On top of Tuesday’s Drudge Report at one point appeared two reports. “Human Clone Experiment ‘Repeated Successfully,'” said one. “Vatican Official Slams Handling of Saddam,” said the other. The proximity of the reports effectively captured the fecklessness of the post-Vatican II Church: As countries hurtle toward an increasingly demented moral culture, Church officials are squandering their moral authority on liberal causes beyond parody.
Cardinal Renato Martino, head of the Vatican’s Justice and Peace department, makes Howard Dean look circumspect. Martino, described remarkably as a “diplomat,” thought it appropriate this week to nitpick America’s treatment of Hussein. “I felt pity to see this man destroyed, (the military) looking at his teeth as if he were a cow. They could have spared us these pictures,” he said. “Seeing him like this, a man in his tragedy, despite all the heavy blame he bears, I have compassion for him.”
At the very moment secular society needs the moral wisdom of the Church, Martino exposes it to mockery. All so that he can indulge his customary bashing of the U.S. He frequently makes wild comments about America. During the war, he accused it of a “crime against peace,” allowing himself inflammatory rhetoric American officials would never dream of using about him. What makes this even more obnoxious is that his position on war isn’t even remotely orthodox. He is committing the Church to a pacifist position Augustine and Thomas Aquinas would regard as rank heresy.

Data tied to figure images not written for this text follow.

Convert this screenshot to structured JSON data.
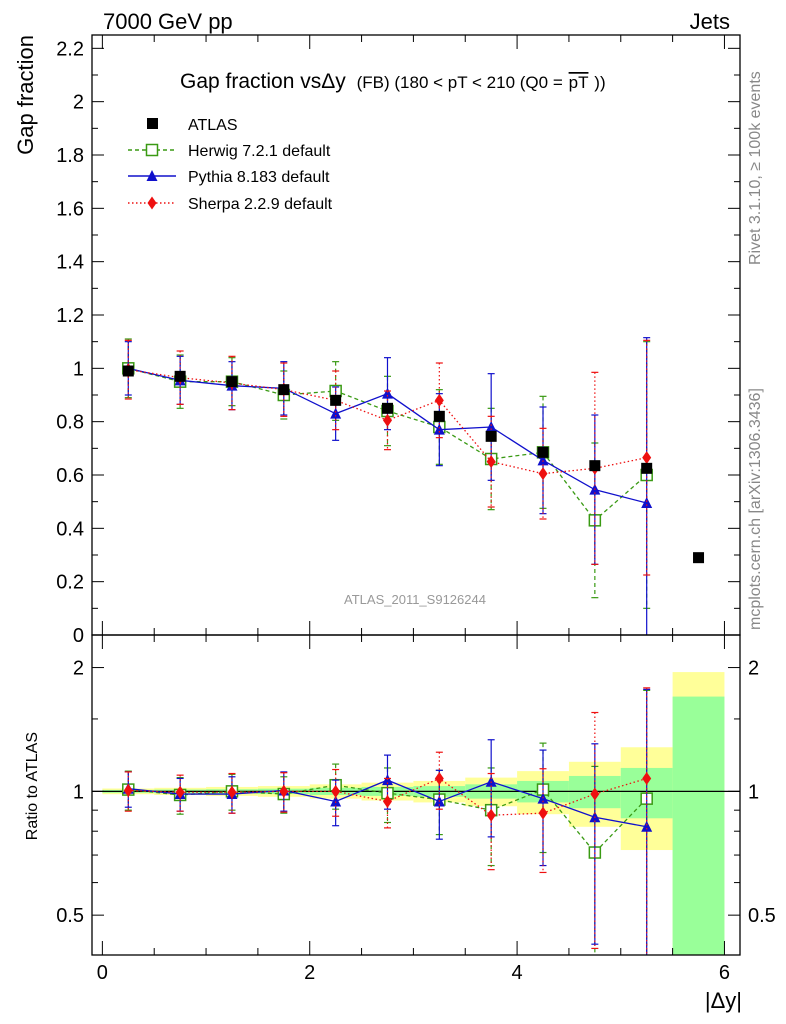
{
  "header": {
    "left": "7000 GeV pp",
    "right": "Jets"
  },
  "side_labels": {
    "rivet": "Rivet 3.1.10, ≥ 100k events",
    "mcplots": "mcplots.cern.ch [arXiv:1306.3436]"
  },
  "colors": {
    "ATLAS": "#000000",
    "Herwig": "#3a9a14",
    "Pythia": "#1010cc",
    "Sherpa": "#ee1010",
    "band_inner": "#99ff99",
    "band_outer": "#ffff99"
  },
  "chart_data": [
    {
      "type": "scatter",
      "title_main": "Gap fraction vsΔy",
      "title_detail": "(FB) (180 < pT < 210 (Q0 =",
      "title_overline": "pT",
      "title_end": "))",
      "ylabel": "Gap fraction",
      "watermark": "ATLAS_2011_S9126244",
      "xlim": [
        -0.1,
        6.15
      ],
      "ylim": [
        0,
        2.25
      ],
      "yticks": [
        0,
        0.2,
        0.4,
        0.6,
        0.8,
        1,
        1.2,
        1.4,
        1.6,
        1.8,
        2,
        2.2
      ],
      "ytick_labels": [
        "0",
        "0.2",
        "0.4",
        "0.6",
        "0.8",
        "1",
        "1.2",
        "1.4",
        "1.6",
        "1.8",
        "2",
        "2.2"
      ],
      "x": [
        0.25,
        0.75,
        1.25,
        1.75,
        2.25,
        2.75,
        3.25,
        3.75,
        4.25,
        4.75,
        5.25,
        5.75
      ],
      "series": [
        {
          "name": "ATLAS",
          "style": "data",
          "values": [
            0.99,
            0.97,
            0.95,
            0.92,
            0.88,
            0.85,
            0.82,
            0.745,
            0.685,
            0.635,
            0.625,
            0.29
          ]
        },
        {
          "name": "Herwig 7.2.1 default",
          "style": "herwig",
          "values": [
            1.0,
            0.95,
            0.95,
            0.9,
            0.915,
            0.84,
            0.78,
            0.66,
            0.685,
            0.43,
            0.6
          ],
          "err": [
            0.11,
            0.1,
            0.09,
            0.09,
            0.11,
            0.13,
            0.14,
            0.19,
            0.21,
            0.29,
            0.5
          ]
        },
        {
          "name": "Pythia 8.183 default",
          "style": "pythia",
          "values": [
            1.0,
            0.955,
            0.935,
            0.925,
            0.83,
            0.905,
            0.77,
            0.78,
            0.655,
            0.545,
            0.495
          ],
          "err": [
            0.1,
            0.09,
            0.09,
            0.1,
            0.1,
            0.135,
            0.135,
            0.2,
            0.2,
            0.28,
            0.62
          ]
        },
        {
          "name": "Sherpa 2.2.9 default",
          "style": "sherpa",
          "values": [
            0.995,
            0.965,
            0.945,
            0.92,
            0.88,
            0.805,
            0.88,
            0.65,
            0.605,
            0.625,
            0.665
          ],
          "err": [
            0.11,
            0.1,
            0.1,
            0.1,
            0.11,
            0.11,
            0.14,
            0.17,
            0.17,
            0.36,
            0.44
          ]
        }
      ]
    },
    {
      "type": "scatter",
      "ylabel": "Ratio to ATLAS",
      "xlabel": "|Δy|",
      "ylim": [
        0.4,
        2.4
      ],
      "yscale": "log",
      "yticks": [
        0.5,
        1,
        2
      ],
      "ytick_labels": [
        "0.5",
        "1",
        "2"
      ],
      "xticks": [
        0,
        2,
        4,
        6
      ],
      "xtick_labels": [
        "0",
        "2",
        "4",
        "6"
      ],
      "x": [
        0.25,
        0.75,
        1.25,
        1.75,
        2.25,
        2.75,
        3.25,
        3.75,
        4.25,
        4.75,
        5.25
      ],
      "bins": [
        [
          0,
          0.5
        ],
        [
          0.5,
          1
        ],
        [
          1,
          1.5
        ],
        [
          1.5,
          2
        ],
        [
          2,
          2.5
        ],
        [
          2.5,
          3
        ],
        [
          3,
          3.5
        ],
        [
          3.5,
          4
        ],
        [
          4,
          4.5
        ],
        [
          4.5,
          5
        ],
        [
          5,
          5.5
        ],
        [
          5.5,
          6
        ]
      ],
      "band_inner": [
        0.008,
        0.01,
        0.012,
        0.015,
        0.02,
        0.025,
        0.03,
        0.04,
        0.06,
        0.09,
        0.14,
        0.7
      ],
      "band_outer": [
        0.016,
        0.02,
        0.025,
        0.03,
        0.04,
        0.05,
        0.06,
        0.08,
        0.12,
        0.18,
        0.28,
        0.95
      ],
      "series": [
        {
          "name": "Herwig 7.2.1 default",
          "style": "herwig",
          "values": [
            1.01,
            0.98,
            1.0,
            0.985,
            1.035,
            0.99,
            0.955,
            0.9,
            1.01,
            0.71,
            0.96
          ],
          "err": [
            0.11,
            0.1,
            0.1,
            0.1,
            0.13,
            0.15,
            0.17,
            0.24,
            0.3,
            0.44,
            0.8
          ]
        },
        {
          "name": "Pythia 8.183 default",
          "style": "pythia",
          "values": [
            1.015,
            0.985,
            0.985,
            1.005,
            0.945,
            1.065,
            0.945,
            1.055,
            0.96,
            0.865,
            0.82
          ],
          "err": [
            0.1,
            0.09,
            0.1,
            0.11,
            0.12,
            0.16,
            0.18,
            0.28,
            0.3,
            0.44,
            0.95
          ]
        },
        {
          "name": "Sherpa 2.2.9 default",
          "style": "sherpa",
          "values": [
            1.005,
            0.995,
            0.995,
            1.0,
            1.0,
            0.945,
            1.075,
            0.875,
            0.885,
            0.985,
            1.075
          ],
          "err": [
            0.11,
            0.1,
            0.11,
            0.11,
            0.13,
            0.13,
            0.17,
            0.23,
            0.25,
            0.57,
            0.71
          ]
        }
      ]
    }
  ]
}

Asked directly earlier this year — can any war be just? — Martino said no. So much for the just war teaching. This of course sows immense confusion amongst the faithful. Does the Church dispel it? No, they let the confusion-maker sow even more of it. Martino’s perverse solicitude for a savage dictator makes the Vatican look as frivolous as the ACLU.
Liberal Church officials — who didn’t make a peep when Terri Schiavo’s cloddish husband tried to dehydrate her to death — will now speak up for Hussein’s right to life. The same pacifism that leads Church officials to forbid war against a mass murderer will forbid the death penalty against him. In its official documents Church officials can’t quite bring themselves to oppose war or the death penalty outright. But nevertheless they portray a pacifist position their predecessors would consider heretical as a “development” of teaching. They deform Catholic teaching and call it development. And it is one — a development of Catholicism into modern liberalism.
The opposition to war and the death penalty is not coming from a more acute understanding of Church teaching but from a culture of modern liberalism hostile to it that has long grown inside the Church.
In another moment beyond parody this week at the Vatican, Church officials, panting after the modern liberal world, invited a Hip-hop singer to perform at their Christmas festival, only to see their oh-so enlightened rapprochement with modern pop culture blow up in their faces when Lauryn Hill lectured them on moral responsibility. The Hip-hop performer even used a word most Catholics haven’t heard from a Catholic pulpit for decades– “repent.” Lauryn Hill isn’t exactly Catherine of Siena, but Church historians may find it notable that 21st century bishops were the subjects of moral lectures from rap performers. Hill basically called the bishops whitened sepulchers, “I did not come here to celebrate the birth of Christ with you but to ask you why you are not in mourning for his death inside the place,” she said. “God has been a witness to the corruption of his leadership, to the exploitation and abuses…Therefore you must repent, repent.” Hill, then, according to Variety magazine, performed such songs as “Damnable Heresies.”
It was a public relations embarrassment Renato Martino must have wanted to preempt.